Na cidade de São Paulo, a dívida de IPTU chegou a R$ 5,5 bilhões nos últimos três anos (de 2018 a 2020), segundo a assessoria de imprensa da prefeitura. As alíquotas de IPTU variam entre os municípios, de 1% a 1,5% sobre o valor venal do imóvel, por ano. Em São Paulo, é de 1% para residências e 1,5% para outros tipos de imóveis.
Uma das decisões, da 18a Câmara de Direito Público do TJ-SP, favorece uma construtora que arrematou um imóvel em leilão. Em abril, os desembargadores negaram recurso apresentado pela Prefeitura de São Paulo e foram unânimes ao entender que a empresa não deveria responder pela dívida de IPTU (apelação no 1000782-30.2020.8.26.0053).
O relator do caso, desembargador Henrique Harris Júnior, afirma em seu voto que, “em que pese o artigo 686, IV, do CPC [Código de Processo Civil] apontar que o edital de hasta pública deverá conter a menção da existência de ônus que recai sobre o bem, o CTN veda expressamente que o arrematante arque com o débito tributário sub judice”.
Para o desembargador, “a arrematação tem o efeito de extinguir os ônus tributários que incidem sobre o imóvel arrematado”. E acrescenta: “Além disso, o CTN é lei especial em relação ao CPC e sobre ele prepondera”.
A 14a Câmara de Direito Público do TJ-SP também seguiu a mesma linha, em caso julgado em novembro de 2020 (apelação no 1014309-83.2019.8.26.0053). Por maioria dos votos, os desembargadores acolheram recurso de dois arrematantes de imóvel em leilão contra exigência da Prefeitura de São Paulo.
Segundo o relator do caso, Octavio Machado de Barros, “o arrematante recebe o imóvel livre e desembaraçado dos encargos fiscais devidos até a data da expedição da carta de arrematação, pois esta tem o efeito de extinguir tais ônus sobre o bem imóvel arrematado”.
Dois compradores de um imóvel também conseguiram decisão favorável, na 15a Câmara do TJ-SP. O IPTU é exigido pela Prefeitura de Praia Grande. No entendimento da relatora, desembargadora Silvana Malandrino Mollo, como o arrematante deve quitar o valor assumido em leilão, sem qualquer dívida tributária, “o seu preço é que deve garantir os créditos existentes e distribuídos com observância da anterioridade das penhoras”.
Eventuais credores, acrescenta a relatora, “‘devem buscar a satisfação de seus créditos junto ao preço obtido na hasta pública realizada, respeitada a ordem de preferência do artigo 186 do CTN” (apelação cível no 1000483-42.2020.8.26.047).
O advogado Marcelo Terra, coordenador do Conselho Jurídico da Presidência do Secovi-SP, sindicato que reúne empresas de compra, venda, locação e administração de imóveis, afirma que as decisões são importantes para investidores que buscam oportunidades de negócios, compradores particulares e empresas do setor imobiliário, que adquirem terrenos para investir. “O arrematante fica com a tranquilidade e a segurança jurídica de não ter surpresas”, diz.
É muito comum, acrescenta, haver previsões em edital para responsabilizar o arrematante pelas dívidas antigas de IPTU. “E quando um imóvel vai a leilão é porque realmente o proprietário está em situação difícil.
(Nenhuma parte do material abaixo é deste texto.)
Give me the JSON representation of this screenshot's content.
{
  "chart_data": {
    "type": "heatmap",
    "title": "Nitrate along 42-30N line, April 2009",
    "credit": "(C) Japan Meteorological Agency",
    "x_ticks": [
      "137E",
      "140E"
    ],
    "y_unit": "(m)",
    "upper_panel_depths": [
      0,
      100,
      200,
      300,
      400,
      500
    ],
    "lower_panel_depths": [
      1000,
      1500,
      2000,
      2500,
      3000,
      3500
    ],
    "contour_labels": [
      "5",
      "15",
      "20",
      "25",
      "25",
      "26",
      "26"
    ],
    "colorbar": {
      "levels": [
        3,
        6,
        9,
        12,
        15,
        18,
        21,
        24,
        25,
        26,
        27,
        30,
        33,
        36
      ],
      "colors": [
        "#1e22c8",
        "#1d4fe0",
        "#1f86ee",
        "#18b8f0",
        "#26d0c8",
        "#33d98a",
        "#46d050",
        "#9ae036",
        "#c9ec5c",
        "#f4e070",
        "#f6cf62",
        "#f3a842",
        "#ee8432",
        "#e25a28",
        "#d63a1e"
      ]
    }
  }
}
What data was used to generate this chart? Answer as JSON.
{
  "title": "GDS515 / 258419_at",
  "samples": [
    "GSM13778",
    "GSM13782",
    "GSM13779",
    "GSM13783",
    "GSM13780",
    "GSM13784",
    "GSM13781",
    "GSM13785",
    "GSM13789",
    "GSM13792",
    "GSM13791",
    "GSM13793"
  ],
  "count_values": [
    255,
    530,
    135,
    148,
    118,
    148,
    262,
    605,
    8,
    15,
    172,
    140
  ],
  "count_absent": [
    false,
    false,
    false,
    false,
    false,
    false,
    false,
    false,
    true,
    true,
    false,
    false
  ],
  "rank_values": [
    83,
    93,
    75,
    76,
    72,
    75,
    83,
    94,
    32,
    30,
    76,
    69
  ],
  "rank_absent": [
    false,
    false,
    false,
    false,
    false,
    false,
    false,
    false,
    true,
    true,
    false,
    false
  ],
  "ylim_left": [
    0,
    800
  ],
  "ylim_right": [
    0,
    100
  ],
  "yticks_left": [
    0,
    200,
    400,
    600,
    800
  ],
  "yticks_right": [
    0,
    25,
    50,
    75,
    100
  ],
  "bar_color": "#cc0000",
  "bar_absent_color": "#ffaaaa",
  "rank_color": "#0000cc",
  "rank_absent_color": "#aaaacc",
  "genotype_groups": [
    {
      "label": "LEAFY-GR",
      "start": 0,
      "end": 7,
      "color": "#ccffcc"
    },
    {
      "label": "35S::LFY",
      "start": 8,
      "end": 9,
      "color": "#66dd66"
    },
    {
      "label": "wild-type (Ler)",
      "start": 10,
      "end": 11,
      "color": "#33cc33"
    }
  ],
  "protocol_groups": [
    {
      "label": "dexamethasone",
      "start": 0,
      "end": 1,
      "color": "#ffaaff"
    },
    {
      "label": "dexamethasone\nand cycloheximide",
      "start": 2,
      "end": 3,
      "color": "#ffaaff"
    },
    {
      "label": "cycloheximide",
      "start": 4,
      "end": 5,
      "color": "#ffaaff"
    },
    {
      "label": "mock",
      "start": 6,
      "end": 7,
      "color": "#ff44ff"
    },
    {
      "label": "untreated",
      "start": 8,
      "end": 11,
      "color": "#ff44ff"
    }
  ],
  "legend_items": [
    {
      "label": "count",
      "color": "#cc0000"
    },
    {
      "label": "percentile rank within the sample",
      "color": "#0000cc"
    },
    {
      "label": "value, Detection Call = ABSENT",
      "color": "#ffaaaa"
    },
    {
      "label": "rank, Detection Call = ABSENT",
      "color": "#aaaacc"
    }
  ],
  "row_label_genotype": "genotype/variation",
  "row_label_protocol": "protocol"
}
Raramente é leiloado sem dívida de IPTU”, afirma Terra.
Em nota, a Prefeitura de São Paulo diz que “ está em concordância com o Superior Tribunal de Justiça que, em suas últimas decisões sobre o tema, deu sentido de que a previsão expressa em edital da responsabilidade tributária do arrematante pelos débitos de IPTU anteriores à arrematação não viola o artigo 130, parágrafo único, do Código Tributário Nacional”. Procurada, a Prefeitura de Praia Grande não deu retornou até o fechamento da edição.